Strings from category 3. (UTF-8 encoded 'other' character sets) are handled and labeled as such, UTF-8.

The "Content-Disposition" problem

At the moment the labeling of a string as UTF-8 encoded is not done when a file containing special characters is downloaded. The download process uses the HTTP Content-Disposition header with a filename parameter. This header is only defined for filenames containing characters from the (single byte) ISO-8859-1 character set.

Although there are currently ongoing standardisation efforts to make it possible to use other character sets there is no universally adopted way of transmitting a UTF-8 encoded filename yet (see http://greenbytes.de/tech/webdav/draft-ietf-httpbis-content-disp-latest.html for details). The current filesender code therefore relies on what is called 'encoding sniffing' in browsers such as FireFox, Chrome and Safari. Internet Explorer can only handle ISO-8859-1 (single byte) encoded filenames.

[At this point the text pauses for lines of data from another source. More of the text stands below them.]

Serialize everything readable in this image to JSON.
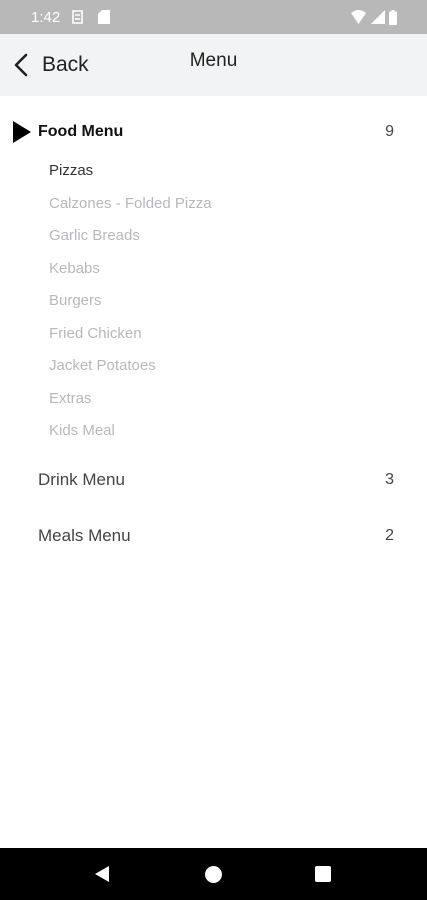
{
  "status_bar": {
    "time": "1:42",
    "icons": [
      "sim-icon",
      "sd-card-icon",
      "wifi-icon",
      "signal-icon",
      "battery-icon"
    ]
  },
  "header": {
    "back_label": "Back",
    "title": "Menu"
  },
  "categories": [
    {
      "label": "Food Menu",
      "count": "9",
      "expanded": true,
      "items": [
        {
          "label": "Pizzas",
          "selected": true
        },
        {
          "label": "Calzones - Folded Pizza",
          "selected": false
        },
        {
          "label": "Garlic Breads",
          "selected": false
        },
        {
          "label": "Kebabs",
          "selected": false
        },
        {
          "label": "Burgers",
          "selected": false
        },
        {
          "label": "Fried Chicken",
          "selected": false
        },
        {
          "label": "Jacket Potatoes",
          "selected": false
        },
        {
          "label": "Extras",
          "selected": false
        },
        {
          "label": "Kids Meal",
          "selected": false
        }
      ]
    },
    {
      "label": "Drink Menu",
      "count": "3",
      "expanded": false
    },
    {
      "label": "Meals Menu",
      "count": "2",
      "expanded": false
    }
  ],
  "nav_bar": {
    "icons": [
      "nav-back-icon",
      "nav-home-icon",
      "nav-recents-icon"
    ]
  },
  "colors": {
    "status_bar": "#b8b8b8",
    "header_bg": "#f2f3f4",
    "sub_item_muted": "#b5b9be",
    "sub_item_selected": "#333333",
    "nav_bar": "#000000"
  }
}
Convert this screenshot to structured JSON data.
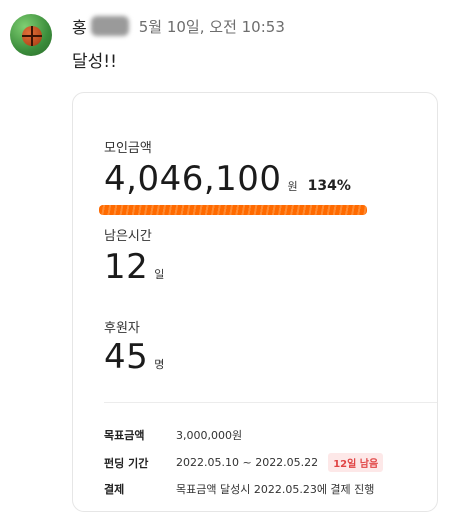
{
  "message": {
    "sender": "홍",
    "timestamp": "5월 10일, 오전 10:53",
    "text": "달성!!"
  },
  "card": {
    "amount": {
      "label": "모인금액",
      "value": "4,046,100",
      "unit": "원",
      "percent": "134%"
    },
    "time_left": {
      "label": "남은시간",
      "value": "12",
      "unit": "일"
    },
    "backers": {
      "label": "후원자",
      "value": "45",
      "unit": "명"
    },
    "info": [
      {
        "key": "목표금액",
        "value": "3,000,000원"
      },
      {
        "key": "펀딩 기간",
        "value": "2022.05.10 ~ 2022.05.22",
        "badge": "12일 남음"
      },
      {
        "key": "결제",
        "value": "목표금액 달성시 2022.05.23에 결제 진행"
      }
    ]
  },
  "colors": {
    "highlight": "#ff6a00",
    "badge_text": "#e04545",
    "badge_bg": "#fde8e8"
  }
}
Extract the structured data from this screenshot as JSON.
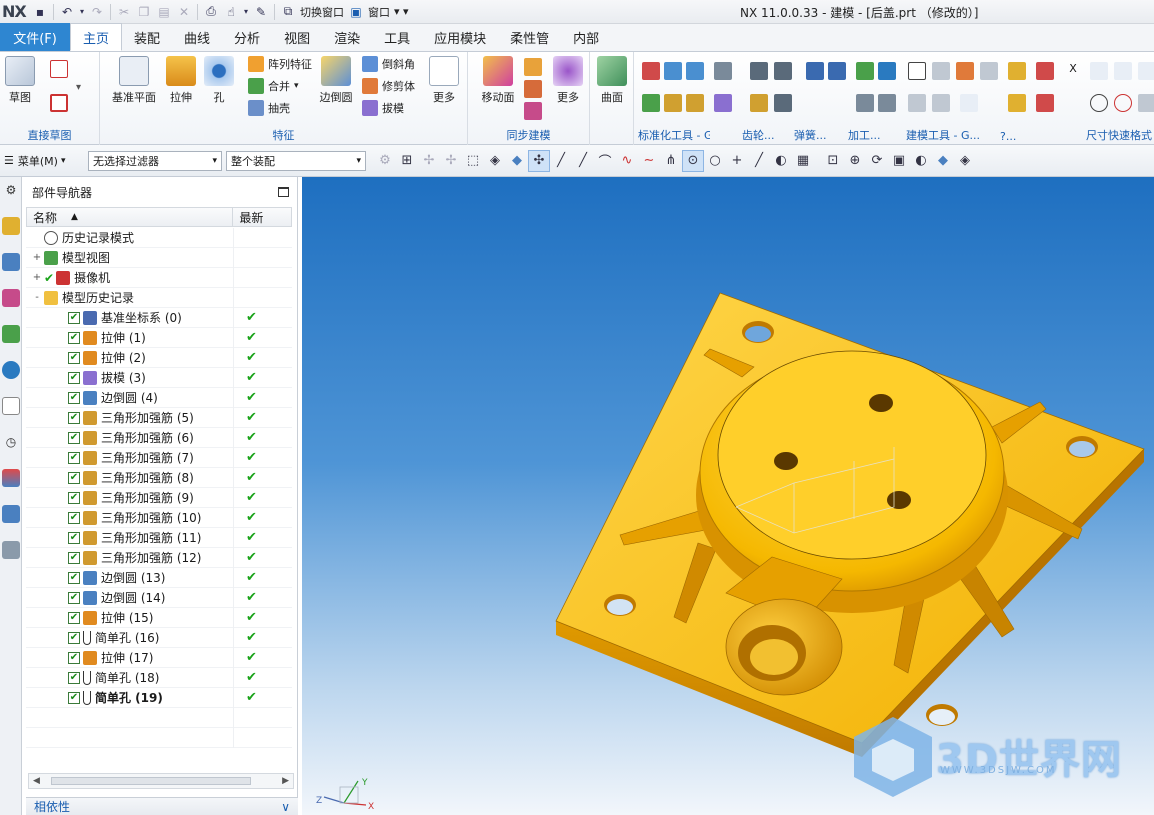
{
  "app": {
    "logo": "NX",
    "title": "NX 11.0.0.33 - 建模 - [后盖.prt （修改的）]"
  },
  "quick_access": {
    "switch_window": "切换窗口",
    "window": "窗口"
  },
  "tabs": [
    "文件(F)",
    "主页",
    "装配",
    "曲线",
    "分析",
    "视图",
    "渲染",
    "工具",
    "应用模块",
    "柔性管",
    "内部"
  ],
  "active_tab": "主页",
  "ribbon": {
    "direct_sketch": {
      "sketch": "草图",
      "label": "直接草图"
    },
    "feature": {
      "datum_plane": "基准平面",
      "extrude": "拉伸",
      "hole": "孔",
      "pattern": "阵列特征",
      "unite": "合并",
      "shell": "抽壳",
      "edge_blend": "边倒圆",
      "chamfer": "倒斜角",
      "trim_body": "修剪体",
      "draft": "拔模",
      "more": "更多",
      "label": "特征"
    },
    "sync": {
      "move_face": "移动面",
      "more": "更多",
      "label": "同步建模"
    },
    "surface": {
      "surface": "曲面"
    },
    "tools": {
      "std_tools": "标准化工具 - G...",
      "gear": "齿轮...",
      "spring": "弹簧...",
      "machining": "加工...",
      "modeling_tools": "建模工具 - G...",
      "more": "?...",
      "dim_quick": "尺寸快速格式"
    }
  },
  "cmdbar": {
    "menu": "菜单(M)",
    "filter": "无选择过滤器",
    "scope": "整个装配"
  },
  "navigator": {
    "title": "部件导航器",
    "col_name": "名称",
    "col_latest": "最新",
    "top_nodes": [
      {
        "label": "历史记录模式",
        "exp": ""
      },
      {
        "label": "模型视图",
        "exp": "+"
      },
      {
        "label": "摄像机",
        "exp": "+"
      },
      {
        "label": "模型历史记录",
        "exp": "-"
      }
    ],
    "features": [
      {
        "label": "基准坐标系 (0)",
        "icon": "csys"
      },
      {
        "label": "拉伸 (1)",
        "icon": "extrude"
      },
      {
        "label": "拉伸 (2)",
        "icon": "extrude"
      },
      {
        "label": "拔模 (3)",
        "icon": "draft"
      },
      {
        "label": "边倒圆 (4)",
        "icon": "blend"
      },
      {
        "label": "三角形加强筋 (5)",
        "icon": "rib"
      },
      {
        "label": "三角形加强筋 (6)",
        "icon": "rib"
      },
      {
        "label": "三角形加强筋 (7)",
        "icon": "rib"
      },
      {
        "label": "三角形加强筋 (8)",
        "icon": "rib"
      },
      {
        "label": "三角形加强筋 (9)",
        "icon": "rib"
      },
      {
        "label": "三角形加强筋 (10)",
        "icon": "rib"
      },
      {
        "label": "三角形加强筋 (11)",
        "icon": "rib"
      },
      {
        "label": "三角形加强筋 (12)",
        "icon": "rib"
      },
      {
        "label": "边倒圆 (13)",
        "icon": "blend"
      },
      {
        "label": "边倒圆 (14)",
        "icon": "blend"
      },
      {
        "label": "拉伸 (15)",
        "icon": "extrude"
      },
      {
        "label": "简单孔 (16)",
        "icon": "hole"
      },
      {
        "label": "拉伸 (17)",
        "icon": "extrude"
      },
      {
        "label": "简单孔 (18)",
        "icon": "hole"
      },
      {
        "label": "简单孔 (19)",
        "icon": "hole"
      }
    ],
    "dependency": "相依性"
  },
  "viewport": {
    "triad": {
      "x": "X",
      "y": "Y",
      "z": "Z"
    }
  },
  "watermark": {
    "text": "3D世界网",
    "sub": "WWW.3DSJW.COM"
  },
  "colors": {
    "file_tab": "#2e86d1",
    "part": "#f5b800",
    "check": "#1aa31a"
  }
}
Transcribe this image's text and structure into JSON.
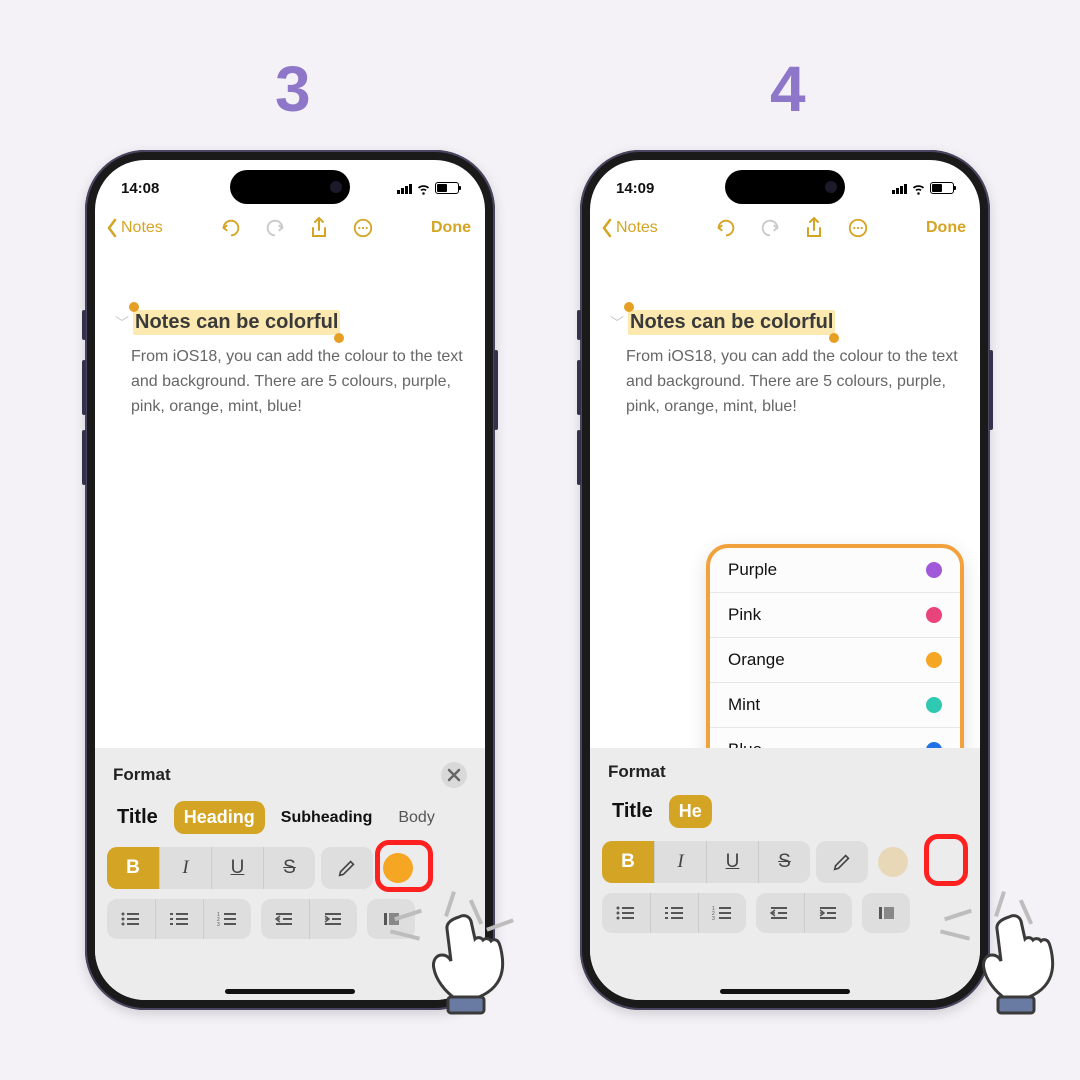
{
  "step_labels": [
    "3",
    "4"
  ],
  "phone3": {
    "time": "14:08",
    "nav_back": "Notes",
    "done": "Done",
    "note_title": "Notes can be colorful",
    "note_body": "From iOS18, you can add the colour to the text and background. There are 5 colours, purple, pink, orange, mint, blue!",
    "format_label": "Format",
    "styles": {
      "title": "Title",
      "heading": "Heading",
      "subheading": "Subheading",
      "body": "Body"
    },
    "biu": {
      "b": "B",
      "i": "I",
      "u": "U",
      "s": "S"
    }
  },
  "phone4": {
    "time": "14:09",
    "nav_back": "Notes",
    "done": "Done",
    "note_title": "Notes can be colorful",
    "note_body": "From iOS18, you can add the colour to the text and background. There are 5 colours, purple, pink, orange, mint, blue!",
    "format_label": "Format",
    "styles": {
      "title": "Title",
      "heading": "He",
      "subheading": "",
      "body": ""
    },
    "biu": {
      "b": "B",
      "i": "I",
      "u": "U",
      "s": "S"
    },
    "colors": [
      {
        "name": "Purple",
        "hex": "#a259d9"
      },
      {
        "name": "Pink",
        "hex": "#e8437a"
      },
      {
        "name": "Orange",
        "hex": "#f5a623"
      },
      {
        "name": "Mint",
        "hex": "#2ec9b0"
      },
      {
        "name": "Blue",
        "hex": "#2070e8"
      }
    ]
  }
}
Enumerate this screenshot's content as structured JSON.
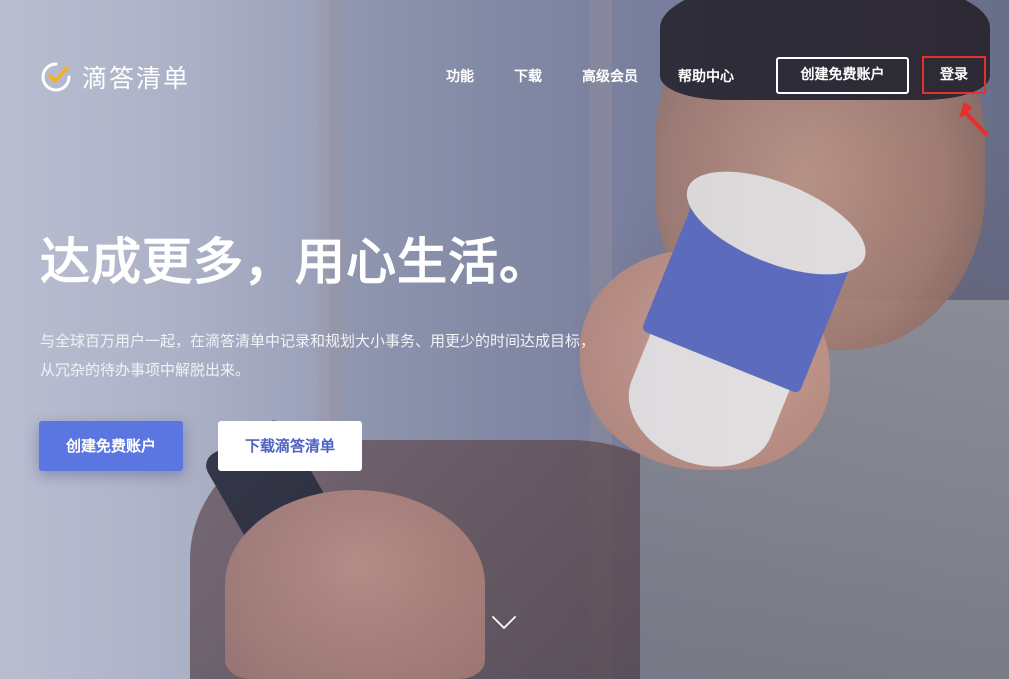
{
  "brand": {
    "name": "滴答清单",
    "icon": "checkmark-clock-icon",
    "accent": "#f5b21f"
  },
  "nav": {
    "items": [
      {
        "label": "功能"
      },
      {
        "label": "下载"
      },
      {
        "label": "高级会员"
      },
      {
        "label": "帮助中心"
      }
    ],
    "create_account": "创建免费账户",
    "login": "登录"
  },
  "hero": {
    "title": "达成更多，用心生活。",
    "description_line1": "与全球百万用户一起，在滴答清单中记录和规划大小事务、用更少的时间达成目标，",
    "description_line2": "从冗杂的待办事项中解脱出来。",
    "primary_button": "创建免费账户",
    "secondary_button": "下载滴答清单",
    "scroll_icon": "chevron-down-icon"
  },
  "annotation": {
    "color": "#e4312b",
    "icon": "red-arrow-icon"
  },
  "colors": {
    "primary": "#5b76e0",
    "secondary_text": "#4d62c2"
  }
}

For now this means that when using international characters in filenames other than ISO-8859-1 the filename will look 'funny' when downloaded with Internet Explorer and possibly other browsers other than FireFox, Chrome or Safari. The file is however correctly downloaded and usable.

Known issues

- Sometimes the Flash UI gets confused by certain international characters and will display text (also text with only ASCII characters) in a garbled way. This appears to be related to uploading filenames with characters from the Unicode 'Combining Diacritical Marks' set with Gears. This will be commonly seen with files uploaded from a Mac since the Mac HFS+ file system enforces the use of 'decomposed Unicode' characters in filenames (see http://code.google.com/p/macfuse/issues/detail?id=139#c2 for a nice explanation) . This is not affecting the functionality (uploads and dowloads use the correct text and filenames).

- Some of the PHP-code in the back-end might appear to be unneeded (most notably the utf_encode before json_decode parts).